Через мгновение Озирский спокойно кивнул.
– Ага.
– Да, там, конечно, нравы лютые. Администрацию и персонал меняли несколько раз. Но, как видно, дело не в этом.
Захар сжал в кулаке простой карандаш, и тот с треском переломился надвое. Телефоны так и звонили, но трубку майор не брал. Превентивная беседа с коллегами выезжала на новую колею.
– Но конкретные факты у тебя есть? Именно насчёт золота! Сейчас не будем говорить о цветах и тапочках.
– Есть. – Андрей, уже догадываясь о теме разговора, заранее распихал по карманам мятые бумажки – заявления, письма, бланки. Кожанка Озирского имела штук двадцать потайных карманов, вмещавших дикое количество всевозможной документации. – Гражданка Тимохина П.А. прощалась в среднем зале с мужем. У покойничка вся верхняя челюсть была золотая…
На щеке Андрея появилась глубокая ямочка, но глаза налились холодной, болотной зеленью. Бумажка уже была в руках у Горбовского. Петренко Андрей протянул ещё одно заявление – гражданина Михеева С.В.
– Этот проводил жену в последний путь из малого зала. Десять золотых коронок. В обоих случаях – не какое-нибудь там напыление, а именно золото девяносто восьмой пробы…
Андрей приподнялся, проведя карандашом по строчкам заявления Тимохиной. Слова он произносил отчётливо, как всегда. Его поставленный голос ученика капеллы и студента театрального института от волнения не менял тембра.
– Я, кстати, с обоими этими заявителями познакомился. В сейфе у меня лежит ещё штук десять таких документов. Обязуются после кремации вернуть слиток, но не возвращают.
– Вот так, запросто? – Петренко в третий раз перечитал заявление Михеева. – Вижу, гражданин пишет – угрожали?
– Да, там есть, где человека к стенке припереть. В кабинетах-то всё чинно и вежливо, а чуть за угол зашёл – и крепкие ребята тут как тут. И мужчину, и женщину под угрозой расправы вынудили подписать акт о том, что слитки им отданы. Они в тот момент рады были, что хоть в живых остались. Но потом всё-таки решили вопрос поднять. То же самое в различных вариациях в десяти других заявлениях. Кому грозили не отдать урну, кому – расправиться с детьми, кого – лично тут же оприходовать. И я уверен, – Андрей снова достал сигареты, зажигалку, – что подавляющее большинство граждан вообще не заявляют об этом в милицию. Жизнь, как говорится, дороже.

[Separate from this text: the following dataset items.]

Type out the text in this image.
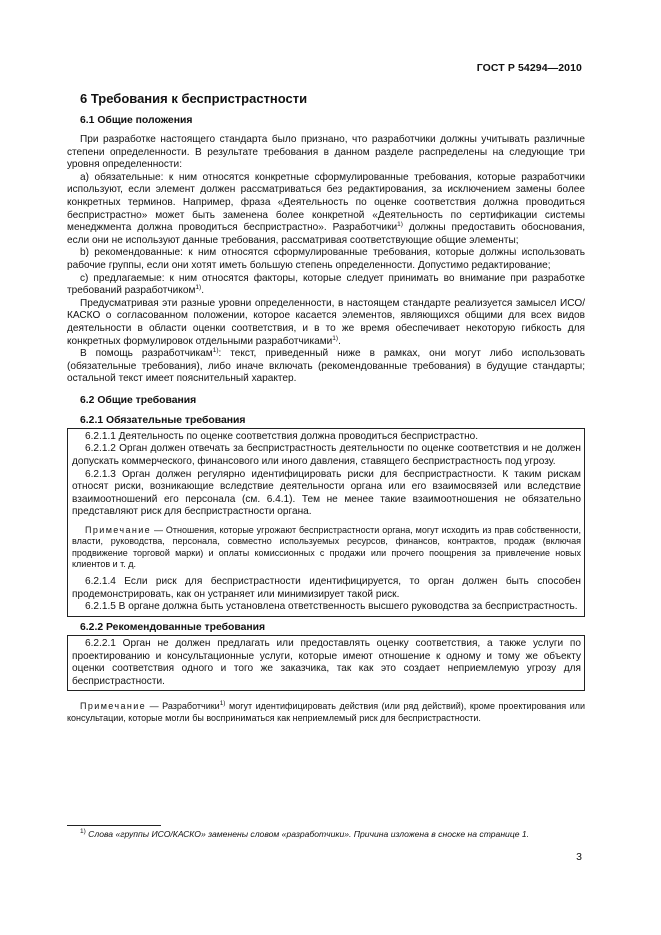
ГОСТ Р 54294—2010
6 Требования к беспристрастности
6.1 Общие положения

При разработке настоящего стандарта было признано, что разработчики должны учитывать различные степени определенности. В результате требования в данном разделе распределены на следующие три уровня определенности:

а) обязательные: к ним относятся конкретные сформулированные требования, которые разработчики используют, если элемент должен рассматриваться без редактирования, за исключением замены более конкретных терминов. Например, фраза «Деятельность по оценке соответствия должна проводиться беспристрастно» может быть заменена более конкретной «Деятельность по сертификации системы менеджмента должна проводиться беспристрастно». Разработчики$^{1)}$ должны предоставить обоснования, если они не используют данные требования, рассматривая соответствующие общие элементы;

b) рекомендованные: к ним относятся сформулированные требования, которые должны использовать рабочие группы, если они хотят иметь большую степень определенности. Допустимо редактирование;

с) предлагаемые: к ним относятся факторы, которые следует принимать во внимание при разработке требований разработчиком$^{1)}$.

Предусматривая эти разные уровни определенности, в настоящем стандарте реализуется замысел ИСО/КАСКО о согласованном положении, которое касается элементов, являющихся общими для всех видов деятельности в области оценки соответствия, и в то же время обеспечивает некоторую гибкость для конкретных формулировок отдельными разработчиками$^{1)}$.

В помощь разработчикам$^{1)}$: текст, приведенный ниже в рамках, они могут либо использовать (обязательные требования), либо иначе включать (рекомендованные требования) в будущие стандарты; остальной текст имеет пояснительный характер.

6.2 Общие требования
6.2.1 Обязательные требования

6.2.1.1 Деятельность по оценке соответствия должна проводиться беспристрастно.

6.2.1.2 Орган должен отвечать за беспристрастность деятельности по оценке соответствия и не должен допускать коммерческого, финансового или иного давления, ставящего беспристрастность под угрозу.

6.2.1.3 Орган должен регулярно идентифицировать риски для беспристрастности. К таким рискам относят риски, возникающие вследствие деятельности органа или его взаимосвязей или вследствие взаимоотношений его персонала (см. 6.4.1). Тем не менее такие взаимоотношения не обязательно представляют риск для беспристрастности органа.

Примечание — Отношения, которые угрожают беспристрастности органа, могут исходить из прав собственности, власти, руководства, персонала, совместно используемых ресурсов, финансов, контрактов, продаж (включая продвижение торговой марки) и оплаты комиссионных с продажи или прочего поощрения за привлечение новых клиентов и т. д.

6.2.1.4 Если риск для беспристрастности идентифицируется, то орган должен быть способен продемонстрировать, как он устраняет или минимизирует такой риск.

6.2.1.5 В органе должна быть установлена ответственность высшего руководства за беспристрастность.

6.2.2 Рекомендованные требования

6.2.2.1 Орган не должен предлагать или предоставлять оценку соответствия, а также услуги по проектированию и консультационные услуги, которые имеют отношение к одному и тому же объекту оценки соответствия одного и того же заказчика, так как это создает неприемлемую угрозу для беспристрастности.

Примечание — Разработчики$^{1)}$ могут идентифицировать действия (или ряд действий), кроме проектирования или консультации, которые могли бы восприниматься как неприемлемый риск для беспристрастности.

$^{1)}$ Слова «группы ИСО/КАСКО» заменены словом «разработчики». Причина изложена в сноске на странице 1.
3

Тонкий, но загрубевший от занятий карате палец Озирского щёлкнул курком зажигалки. Потом она исчезла в одном из многочисленных карманов.
– Так твой человек не выяснил, с кем связана эта контора на Шафировском? – Захар отложил заявление, датированное вторым декабря. – И о слитках с тех пор – никаких сведений?
– Никаких. Бабуля Тимохина потом и вовсе отказалась от своей жалобы.
– А Михеев? – спросил Петренко.
– Тоже!
Озирский резко выдохнул дым. Как и остальные, он кинул взгляд на часы – массивные, с круглым циферблатом и блестящими стрелками. Склёпанный из алюминиевых пластин браслет очень шёл Андрею.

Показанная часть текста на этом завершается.